Bauer ließ sich nicht provozieren, blieb aber farblos und unkonkret: Der Tagesspiegel habe das Potenzial „als führende Zeitung der Hauptstadt“, und dies „macht es sinnvoll, die zunächst anfallenden Verluste in Kauf zu nehmen“, so Bauer. Er sei jedenfalls überzeugt, dass das Blatt, „salopp gesagt, langsam ins Geld wachsen wird“. Auch die von Holtzbrinck für den Tagesspiegel vorgesehene Stiftung könne er sich vorstellen zu übernehmen, samt 20 Jahre währender Garantie für die Unabhängigkeit des Blattes. Letzteres hört sich prima an, macht aber keinen Sinn. Denn die Stiftung soll die Eigenständigkeit des Tagesspiegels im Verlagsverbund mit der Berliner Zeitung sichern.

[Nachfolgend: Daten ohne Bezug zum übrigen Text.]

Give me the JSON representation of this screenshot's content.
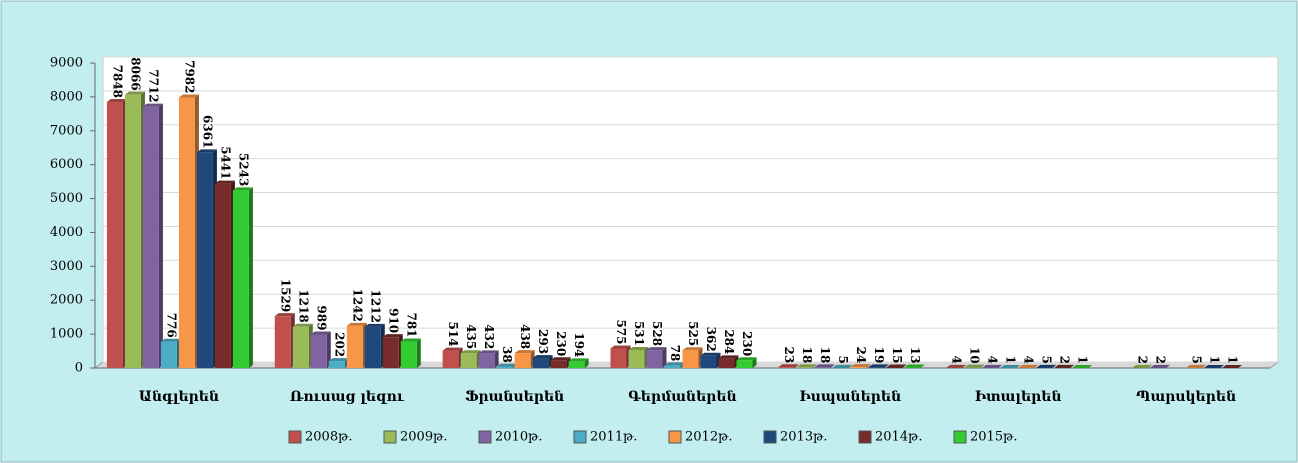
{
  "chart_data": {
    "type": "bar",
    "categories": [
      "Անգլերեն",
      "Ռուսաց լեզու",
      "Ֆրանսերեն",
      "Գերմաներեն",
      "Իսպաներեն",
      "Իտալերեն",
      "Պարսկերեն"
    ],
    "series": [
      {
        "name": "2008թ.",
        "color": "#c0504d",
        "values": [
          7848,
          1529,
          514,
          575,
          23,
          4,
          null
        ]
      },
      {
        "name": "2009թ.",
        "color": "#9bbb59",
        "values": [
          8066,
          1218,
          435,
          531,
          18,
          10,
          2
        ]
      },
      {
        "name": "2010թ.",
        "color": "#8064a2",
        "values": [
          7712,
          989,
          432,
          528,
          18,
          4,
          2
        ]
      },
      {
        "name": "2011թ.",
        "color": "#4bacc6",
        "values": [
          776,
          202,
          38,
          78,
          5,
          1,
          null
        ]
      },
      {
        "name": "2012թ.",
        "color": "#f79646",
        "values": [
          7982,
          1242,
          438,
          525,
          24,
          4,
          5
        ]
      },
      {
        "name": "2013թ.",
        "color": "#1f497d",
        "values": [
          6361,
          1212,
          293,
          362,
          19,
          5,
          1
        ]
      },
      {
        "name": "2014թ.",
        "color": "#772c2a",
        "values": [
          5441,
          910,
          230,
          284,
          15,
          2,
          1
        ]
      },
      {
        "name": "2015թ.",
        "color": "#33cc33",
        "values": [
          5243,
          781,
          194,
          230,
          13,
          1,
          null
        ]
      }
    ],
    "ylim": [
      0,
      9000
    ],
    "yticks": [
      0,
      1000,
      2000,
      3000,
      4000,
      5000,
      6000,
      7000,
      8000,
      9000
    ],
    "grid": true,
    "legend": "bottom"
  }
}
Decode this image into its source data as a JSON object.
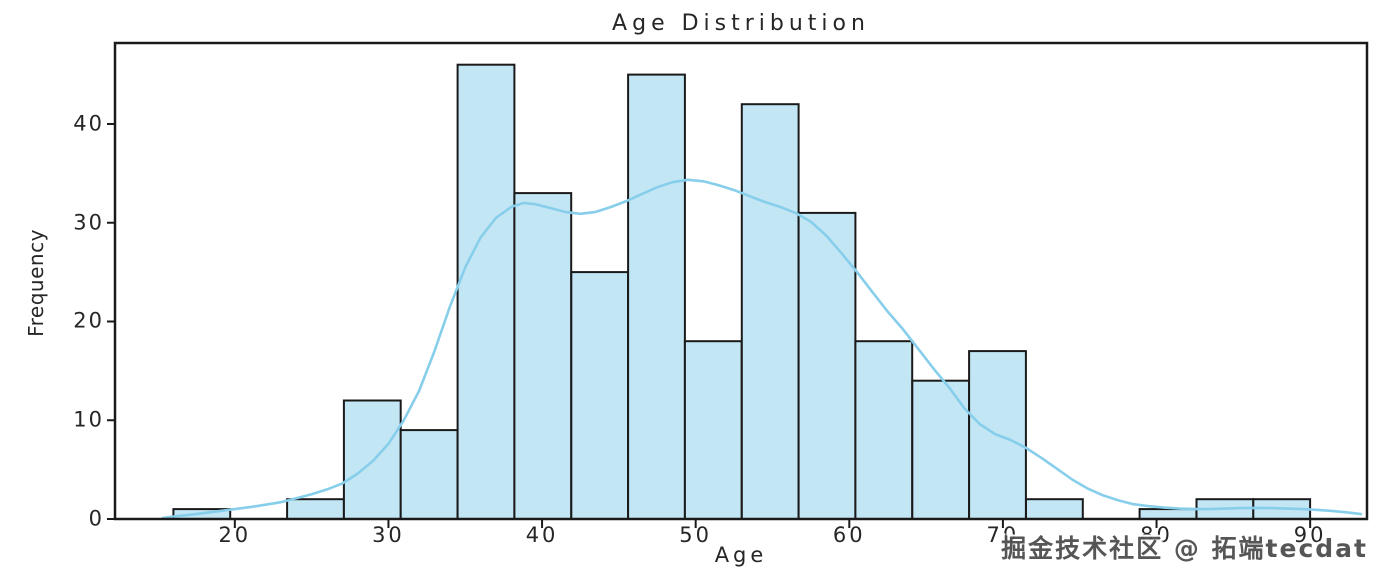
{
  "figure_title": "Age Distribution",
  "watermark": {
    "text": "掘金技术社区 @ 拓端tecdat"
  },
  "chart_data": {
    "type": "bar",
    "subtype": "histogram_with_kde",
    "title": "Age Distribution",
    "xlabel": "Age",
    "ylabel": "Frequency",
    "grid": false,
    "legend_position": "none",
    "xlim": [
      12.2,
      93.7
    ],
    "ylim": [
      0,
      48.2
    ],
    "x_ticks": [
      20,
      30,
      40,
      50,
      60,
      70,
      80,
      90
    ],
    "y_ticks": [
      0,
      10,
      20,
      30,
      40
    ],
    "bins": {
      "start": 16,
      "width": 3.7,
      "counts": [
        1,
        0,
        2,
        12,
        9,
        46,
        33,
        25,
        45,
        18,
        42,
        31,
        18,
        14,
        17,
        2,
        0,
        1,
        2,
        2
      ]
    },
    "kde_points": [
      [
        15.3,
        0.1
      ],
      [
        16,
        0.25
      ],
      [
        17,
        0.42
      ],
      [
        18,
        0.6
      ],
      [
        19,
        0.8
      ],
      [
        20,
        1.0
      ],
      [
        21,
        1.2
      ],
      [
        22,
        1.45
      ],
      [
        23,
        1.7
      ],
      [
        24,
        2.1
      ],
      [
        25,
        2.5
      ],
      [
        26,
        3.0
      ],
      [
        27,
        3.6
      ],
      [
        28,
        4.6
      ],
      [
        29,
        5.9
      ],
      [
        30,
        7.6
      ],
      [
        31,
        10.0
      ],
      [
        32,
        13.0
      ],
      [
        33,
        17.0
      ],
      [
        34,
        21.5
      ],
      [
        35,
        25.5
      ],
      [
        36,
        28.5
      ],
      [
        37,
        30.5
      ],
      [
        38,
        31.6
      ],
      [
        38.8,
        32.0
      ],
      [
        39.5,
        31.9
      ],
      [
        40.5,
        31.5
      ],
      [
        41.5,
        31.1
      ],
      [
        42.5,
        30.9
      ],
      [
        43.5,
        31.1
      ],
      [
        44.5,
        31.6
      ],
      [
        45.5,
        32.2
      ],
      [
        46.5,
        32.9
      ],
      [
        47.5,
        33.6
      ],
      [
        48.5,
        34.1
      ],
      [
        49.5,
        34.35
      ],
      [
        50.5,
        34.2
      ],
      [
        51.5,
        33.8
      ],
      [
        52.5,
        33.3
      ],
      [
        53.5,
        32.7
      ],
      [
        54.5,
        32.1
      ],
      [
        55.5,
        31.6
      ],
      [
        56.5,
        31.0
      ],
      [
        57.5,
        30.1
      ],
      [
        58.5,
        28.7
      ],
      [
        59.5,
        26.9
      ],
      [
        60.5,
        25.0
      ],
      [
        61.5,
        23.0
      ],
      [
        62.5,
        21.0
      ],
      [
        63.5,
        19.2
      ],
      [
        64.5,
        17.2
      ],
      [
        65.5,
        15.2
      ],
      [
        66.5,
        13.3
      ],
      [
        67.5,
        11.2
      ],
      [
        68.5,
        9.6
      ],
      [
        69.5,
        8.6
      ],
      [
        70.5,
        8.0
      ],
      [
        71.5,
        7.2
      ],
      [
        72.5,
        6.2
      ],
      [
        73.5,
        5.1
      ],
      [
        74.5,
        4.0
      ],
      [
        75.5,
        3.1
      ],
      [
        76.5,
        2.4
      ],
      [
        77.5,
        1.9
      ],
      [
        78.5,
        1.5
      ],
      [
        79.5,
        1.3
      ],
      [
        80.5,
        1.15
      ],
      [
        81.5,
        1.05
      ],
      [
        82.5,
        1.0
      ],
      [
        83.5,
        1.0
      ],
      [
        84.5,
        1.05
      ],
      [
        85.5,
        1.1
      ],
      [
        86.5,
        1.12
      ],
      [
        87.5,
        1.1
      ],
      [
        88.5,
        1.05
      ],
      [
        89.5,
        1.0
      ],
      [
        90.5,
        0.92
      ],
      [
        91.5,
        0.8
      ],
      [
        92.5,
        0.65
      ],
      [
        93.3,
        0.5
      ]
    ],
    "colors": {
      "bar_fill": "#C3E6F5",
      "bar_edge": "#1a1a1a",
      "kde_line": "#87CEEB",
      "spine": "#1a1a1a",
      "text": "#262626"
    }
  }
}
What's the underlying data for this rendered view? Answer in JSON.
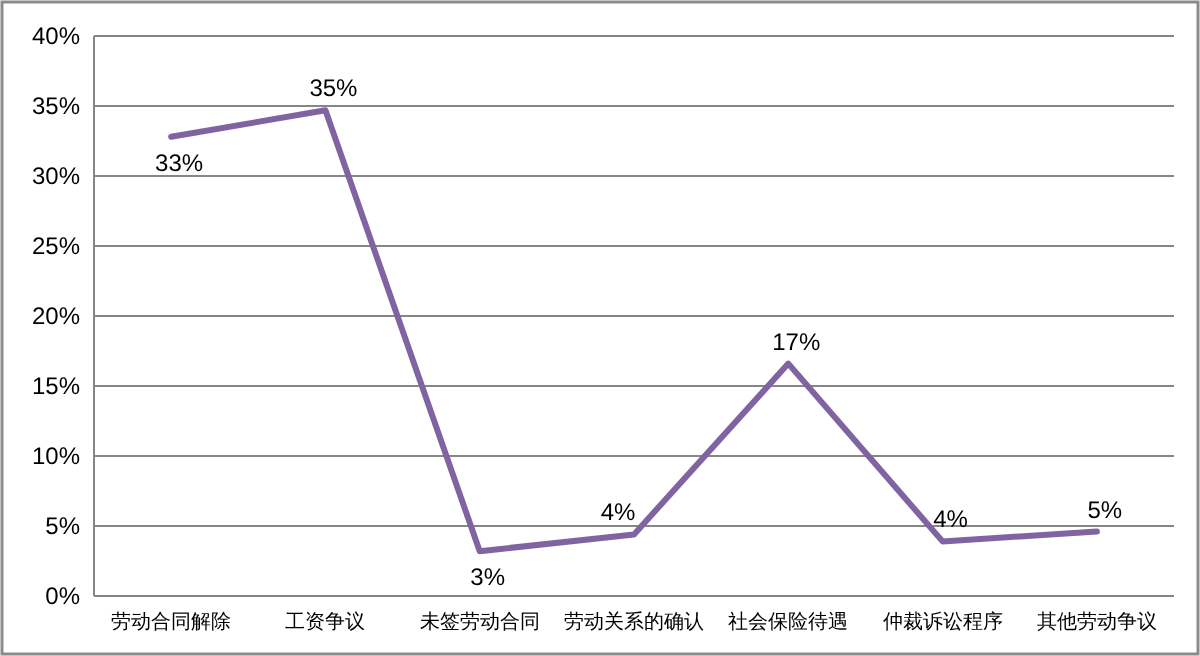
{
  "chart_data": {
    "type": "line",
    "categories": [
      "劳动合同解除",
      "工资争议",
      "未签劳动合同",
      "劳动关系的确认",
      "社会保险待遇",
      "仲裁诉讼程序",
      "其他劳动争议"
    ],
    "series": [
      {
        "color": "#8064a2",
        "values": [
          32.8,
          34.7,
          3.2,
          4.4,
          16.6,
          3.9,
          4.6
        ]
      }
    ],
    "value_labels": [
      "33%",
      "35%",
      "3%",
      "4%",
      "17%",
      "4%",
      "5%"
    ],
    "ylim": [
      0,
      40
    ],
    "yticks": [
      {
        "value": 0,
        "label": "0%"
      },
      {
        "value": 5,
        "label": "5%"
      },
      {
        "value": 10,
        "label": "10%"
      },
      {
        "value": 15,
        "label": "15%"
      },
      {
        "value": 20,
        "label": "20%"
      },
      {
        "value": 25,
        "label": "25%"
      },
      {
        "value": 30,
        "label": "30%"
      },
      {
        "value": 35,
        "label": "35%"
      },
      {
        "value": 40,
        "label": "40%"
      }
    ],
    "grid": "y",
    "marker": "none",
    "line_style": "solid"
  }
}
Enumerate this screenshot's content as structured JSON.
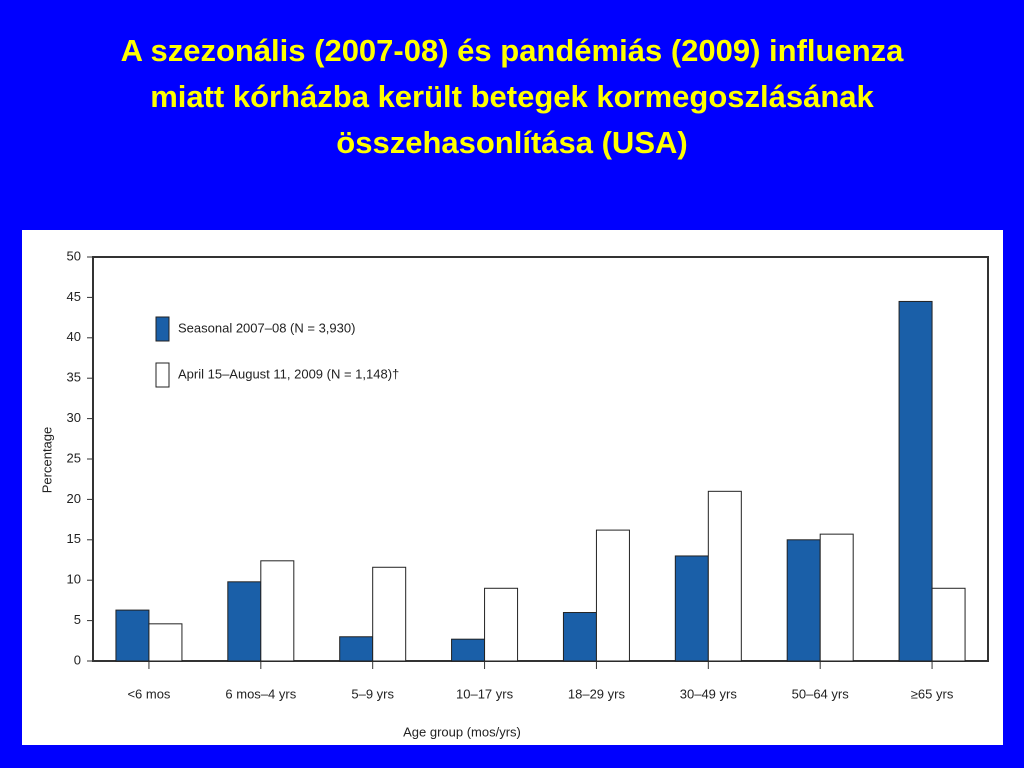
{
  "chart_data": {
    "type": "bar",
    "title": "A szezonális (2007-08) és pandémiás (2009) influenza miatt kórházba került betegek kormegoszlásának összehasonlítása (USA)",
    "categories": [
      "<6 mos",
      "6 mos–4 yrs",
      "5–9 yrs",
      "10–17 yrs",
      "18–29 yrs",
      "30–49 yrs",
      "50–64 yrs",
      "≥65 yrs"
    ],
    "series": [
      {
        "name": "Seasonal 2007–08 (N = 3,930)",
        "color": "#1a5fa8",
        "values": [
          6.3,
          9.8,
          3.0,
          2.7,
          6.0,
          13.0,
          15.0,
          44.5
        ]
      },
      {
        "name": "April 15–August 11, 2009 (N = 1,148)†",
        "color": "#ffffff",
        "values": [
          4.6,
          12.4,
          11.6,
          9.0,
          16.2,
          21.0,
          15.7,
          9.0
        ]
      }
    ],
    "x_label": "Age group (mos/yrs)",
    "y_label": "Percentage",
    "ylim": [
      0,
      50
    ],
    "yticks": [
      0,
      5,
      10,
      15,
      20,
      25,
      30,
      35,
      40,
      45,
      50
    ],
    "legend": "upper-left"
  }
}
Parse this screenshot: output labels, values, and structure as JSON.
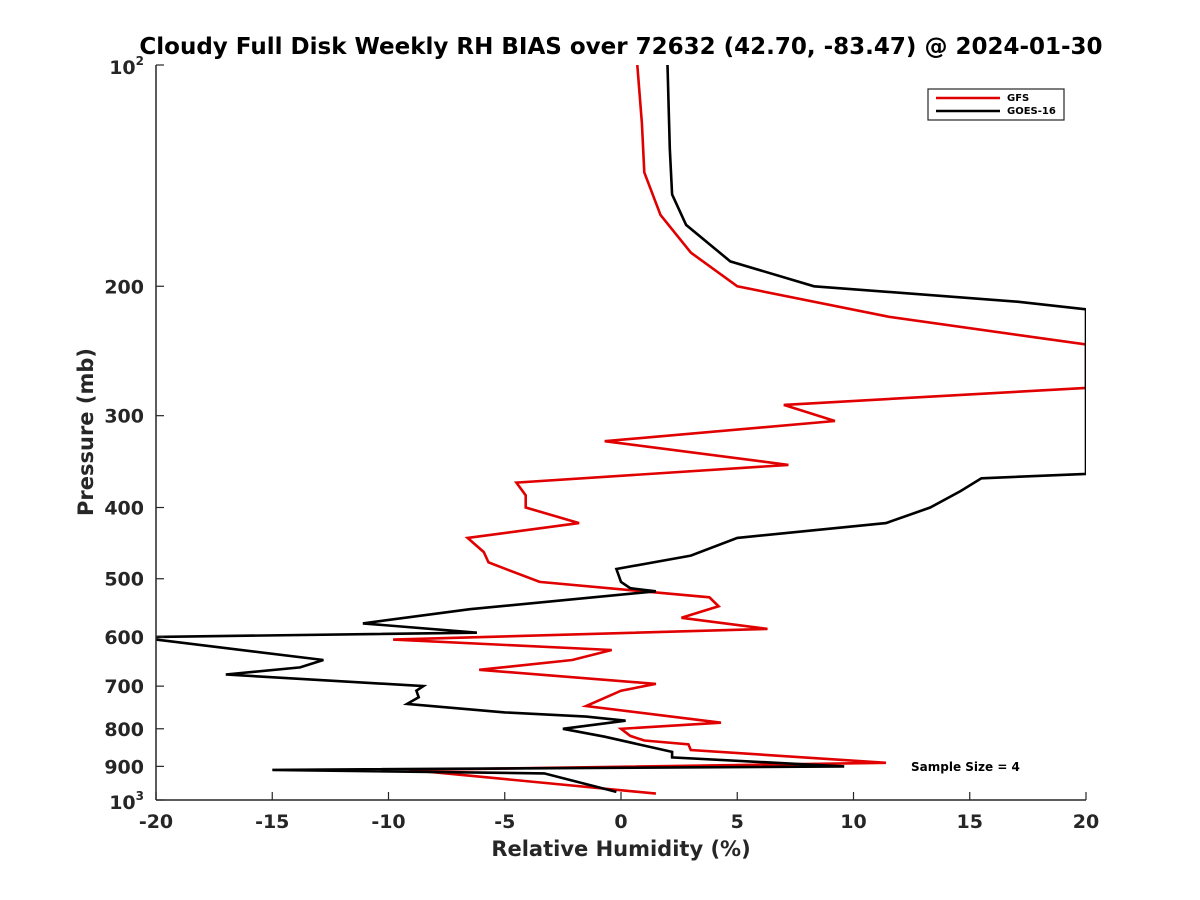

Dieses Problem wäre bei einem Deal mit Bauer schlicht passé.

Dass er hier im Interesse Dritter stehe, wollte Bauer auf Nachfrage Clements dann doch nicht auf sich sitzen lassen: „Wieso sollte ich für andere ein derartiges Risiko eingehen?“, fragte er indigniert zurück – und erhöhte später sogar die Bestandsgarantie für den Tagesspiegel auf mindestens 10 Jahre. Da hatte der wieder einmal indirekt angesprochene Springer-Konzern längst Schützenhilfe geleistet: Das eigentliche Problem sei doch, dass Holtzbrinck weder ernsthaft verkaufen noch den Tagesspiegel wirklich einstellen wolle. Das Ganze sei eben Budenzauber, um doch noch an die Ministerlaubnis zu kommen, führten gleich zwei Anwälte wortreich aus.

Clement wurde das schließlich zu bunt: Er bat um Beendigung der taktischen Spielchen. Und Holtzbrinck um die Beantwortung einer konkreten Frage: Sei man bereit, für 20 Millionen zu verkaufen? Statt einer Antwort gab es 15 Minuten Auszeit. Und danach nur nochmals die lapidare Ansage, man wolle sich „jetzt nicht dazu äußern“. Für Clement ist die „Beweisaufnahme“ abgeschlossen. Er wird sich äußern. Bis Ende des Monats.